Geçen haftaki yazımda iki sual sormuştum. Bu suallere ben de elimden geldiği kadar cevap vermek istiyorum. Eğer cevapları çoğaltabilirsek Türkiye’nin önemli bir konusunda bir beyin fırtınası yaratmış oluruz diye düşünüyorum.
Birinci sual; beyinleri körelten Türkiye’ deki din eğitiminden, nasıl kurtulacağımız idi.
Ben şöyle düşünüyorum: Evrim teorisini; toplum olarak, artık muhakkak kabul etmemiz gerekiyor. Bilim o kadar ilerledi ki; son yapılan kazılarla ve biyolojik araştırmalarla; nerdeyse bütün uygar dünya, Evrim Teorisini yadsımıyor. Sonunda Papa bile bunu kabul etmek zorunda kaldı. Buna direnmek sadece bağnazlık olur.

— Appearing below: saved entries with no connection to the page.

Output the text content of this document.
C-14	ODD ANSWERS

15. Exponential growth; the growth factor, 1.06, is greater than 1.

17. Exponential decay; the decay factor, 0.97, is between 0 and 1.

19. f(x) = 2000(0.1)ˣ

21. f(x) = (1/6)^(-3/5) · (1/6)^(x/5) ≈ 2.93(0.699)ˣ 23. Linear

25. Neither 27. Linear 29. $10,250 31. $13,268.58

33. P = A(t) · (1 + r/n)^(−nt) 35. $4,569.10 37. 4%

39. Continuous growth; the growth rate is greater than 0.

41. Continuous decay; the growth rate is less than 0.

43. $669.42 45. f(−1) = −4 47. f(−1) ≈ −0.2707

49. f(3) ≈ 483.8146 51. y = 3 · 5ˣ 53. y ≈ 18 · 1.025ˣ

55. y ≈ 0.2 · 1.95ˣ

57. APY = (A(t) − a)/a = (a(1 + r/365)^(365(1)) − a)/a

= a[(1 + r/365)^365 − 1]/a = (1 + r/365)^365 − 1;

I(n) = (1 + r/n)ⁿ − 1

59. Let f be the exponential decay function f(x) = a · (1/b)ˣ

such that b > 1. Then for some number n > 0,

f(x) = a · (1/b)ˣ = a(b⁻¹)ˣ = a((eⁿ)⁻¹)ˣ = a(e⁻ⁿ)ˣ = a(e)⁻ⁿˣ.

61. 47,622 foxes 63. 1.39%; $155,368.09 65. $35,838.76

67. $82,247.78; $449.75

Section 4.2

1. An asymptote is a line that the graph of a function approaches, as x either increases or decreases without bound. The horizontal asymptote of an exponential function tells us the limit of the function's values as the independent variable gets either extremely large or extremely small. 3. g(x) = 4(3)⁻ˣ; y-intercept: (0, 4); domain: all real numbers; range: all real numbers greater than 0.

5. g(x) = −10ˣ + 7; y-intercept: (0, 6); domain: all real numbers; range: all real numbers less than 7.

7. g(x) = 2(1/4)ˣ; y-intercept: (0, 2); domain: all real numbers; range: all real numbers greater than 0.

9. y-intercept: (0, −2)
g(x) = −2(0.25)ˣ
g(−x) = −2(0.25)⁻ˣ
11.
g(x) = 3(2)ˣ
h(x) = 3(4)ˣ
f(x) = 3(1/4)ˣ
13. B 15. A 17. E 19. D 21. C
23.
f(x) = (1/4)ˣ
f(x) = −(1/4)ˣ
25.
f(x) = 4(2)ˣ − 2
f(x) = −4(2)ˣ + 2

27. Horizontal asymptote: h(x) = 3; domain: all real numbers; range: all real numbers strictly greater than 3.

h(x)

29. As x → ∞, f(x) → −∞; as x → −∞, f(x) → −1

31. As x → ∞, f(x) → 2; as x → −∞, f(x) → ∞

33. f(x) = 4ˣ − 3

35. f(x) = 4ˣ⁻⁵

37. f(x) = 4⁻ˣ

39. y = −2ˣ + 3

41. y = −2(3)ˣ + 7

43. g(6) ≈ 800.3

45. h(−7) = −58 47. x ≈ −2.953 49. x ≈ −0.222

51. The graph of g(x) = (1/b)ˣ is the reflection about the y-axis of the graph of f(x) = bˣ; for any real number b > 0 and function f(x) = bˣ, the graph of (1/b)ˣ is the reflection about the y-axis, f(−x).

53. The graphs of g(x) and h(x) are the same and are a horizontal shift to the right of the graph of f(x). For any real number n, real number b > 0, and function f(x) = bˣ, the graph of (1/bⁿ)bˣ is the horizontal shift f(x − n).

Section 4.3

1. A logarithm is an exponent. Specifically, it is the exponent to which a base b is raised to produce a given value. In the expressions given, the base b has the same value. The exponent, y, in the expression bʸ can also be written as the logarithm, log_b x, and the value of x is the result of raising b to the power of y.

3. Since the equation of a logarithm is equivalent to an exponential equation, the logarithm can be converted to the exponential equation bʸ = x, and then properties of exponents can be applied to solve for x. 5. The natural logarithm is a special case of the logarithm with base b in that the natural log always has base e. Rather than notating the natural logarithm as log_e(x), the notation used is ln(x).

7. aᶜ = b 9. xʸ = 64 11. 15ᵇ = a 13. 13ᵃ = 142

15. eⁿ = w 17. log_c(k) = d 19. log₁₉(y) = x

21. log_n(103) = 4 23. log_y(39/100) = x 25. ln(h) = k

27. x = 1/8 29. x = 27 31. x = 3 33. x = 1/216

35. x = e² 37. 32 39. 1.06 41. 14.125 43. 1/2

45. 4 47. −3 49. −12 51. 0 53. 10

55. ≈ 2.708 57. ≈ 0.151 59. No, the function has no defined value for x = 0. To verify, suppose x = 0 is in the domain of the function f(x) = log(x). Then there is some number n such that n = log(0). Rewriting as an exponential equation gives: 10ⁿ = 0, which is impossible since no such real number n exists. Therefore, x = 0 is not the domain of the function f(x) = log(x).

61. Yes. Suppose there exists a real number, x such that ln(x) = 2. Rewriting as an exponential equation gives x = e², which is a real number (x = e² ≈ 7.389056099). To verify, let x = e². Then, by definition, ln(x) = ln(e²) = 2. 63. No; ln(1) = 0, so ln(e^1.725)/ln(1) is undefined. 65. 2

Evren, madde, enerji ve ilahi bir programla yaratılmıştır. Bu üç unsurun bileşimine TANRI diyemez miyiz? Tanrı gökyüzünde oturan aksakallı bir dede değil ki. Tevhit (İhlas)suresinde ne deniyor:
1= İlan et: ALLAH birdir
2= Bölünmez bir bütündür
3= Doğurmaz ve doğurulmaz
4= Hiç bir şey O’na denk olamaz
“Madde, enerji ve İlahi program” buna çok uygun değil mi?
Bu hususta anlaşılırsa Bilim ile Din arasında büyük bir köprü atılmış olur ve arkası çorap söküğü gibi gelir. Bunu bir reform değil “Çağdaş bir yorum” olarak kabul edebiliriz.

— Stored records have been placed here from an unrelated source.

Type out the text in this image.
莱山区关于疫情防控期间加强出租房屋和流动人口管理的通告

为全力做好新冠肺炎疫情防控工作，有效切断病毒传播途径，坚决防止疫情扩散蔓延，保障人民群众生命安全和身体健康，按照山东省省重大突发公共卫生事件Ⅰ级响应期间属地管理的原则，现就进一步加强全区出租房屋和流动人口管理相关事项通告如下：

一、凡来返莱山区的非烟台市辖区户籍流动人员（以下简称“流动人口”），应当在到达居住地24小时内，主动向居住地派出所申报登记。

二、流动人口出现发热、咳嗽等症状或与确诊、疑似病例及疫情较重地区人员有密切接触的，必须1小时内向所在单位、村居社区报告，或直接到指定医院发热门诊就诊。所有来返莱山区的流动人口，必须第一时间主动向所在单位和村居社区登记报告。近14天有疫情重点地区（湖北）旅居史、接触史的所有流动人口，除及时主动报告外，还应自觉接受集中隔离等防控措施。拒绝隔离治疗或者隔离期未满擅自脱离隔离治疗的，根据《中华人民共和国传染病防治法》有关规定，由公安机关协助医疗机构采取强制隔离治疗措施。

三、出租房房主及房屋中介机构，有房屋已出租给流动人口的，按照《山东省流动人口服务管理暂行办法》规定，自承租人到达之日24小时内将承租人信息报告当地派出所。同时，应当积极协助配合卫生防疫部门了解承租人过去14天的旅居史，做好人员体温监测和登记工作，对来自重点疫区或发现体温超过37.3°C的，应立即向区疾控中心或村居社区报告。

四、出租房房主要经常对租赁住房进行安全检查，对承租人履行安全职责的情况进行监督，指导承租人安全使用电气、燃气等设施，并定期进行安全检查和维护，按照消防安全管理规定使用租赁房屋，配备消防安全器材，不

Akla bu kadar önem veren bir dinde bu işin çok zor olacağını sanmıyorum. Bütün sorun cahil ve yobaz halkta ve din adamlarında.
İlahi programdan şunu kast etmek istiyorum: Örnek vermek gerekirse bilgisayarların Yazılım (Software) ve Donanım ( Hardware) programları gibi. Bu iki program Tanrı’ nın buyrukları gibi kabul edilebilir ve kesinlikle değişmez. Hardware’ e “irade - i - külli” diyebiliriz. Zira Hardware bilgisayarın içindedir, önceden konmuştur ve bizle ilgisi yoktur. O her şeyi kapsar. Software’ e de “irade - i - cüzi” diyebiliriz. O da bizim bilgisayarı kullanmamızı sağlıyor. Bu konuda, “Toplum ve Karakter” adlı kitabımda, daha fazla bilgi bulabilirsiniz.
Tabii dinimizin anadil de olması en büyük arzumuzdur. Pedagoglar usavurmanın (raisonnement - reasoning) en iyi anadilde yapılabildiğini söylüyorlar. Bundan dolayı, İletişim, Din ve Bilim gibi çok önemli olan şeyleri, akıllıca yapmak istiyorsak anadilini kullanmalıyız.
Din bilgileri ortaokul seviyesinde verilmelidir.
Böyle bir şey olursa din fayda mı görür, zarar mı? Bence büyük fayda görür. Çünkü bilim temellerine oturan bir dini kimse yıkamaz. Aksi halde, bir müddet sonra dünyada; ilkel birkaç topluluk haricinde, din diye bir şey kalmayacak,
Bu konuda düşüncelerimi 2002 yılında Milliyet gazetesinde yazmıştım. 2014 yılında; Antalya Mimarlar Odası tarafından, bastırılan “Toplum ve Karakter” adlı kitabımda da bu düşüncelerim yer aldı. Bu arada pek çok yerde buna benzer yorumlar gördüm. Ne de olsa aklın yolu birdir.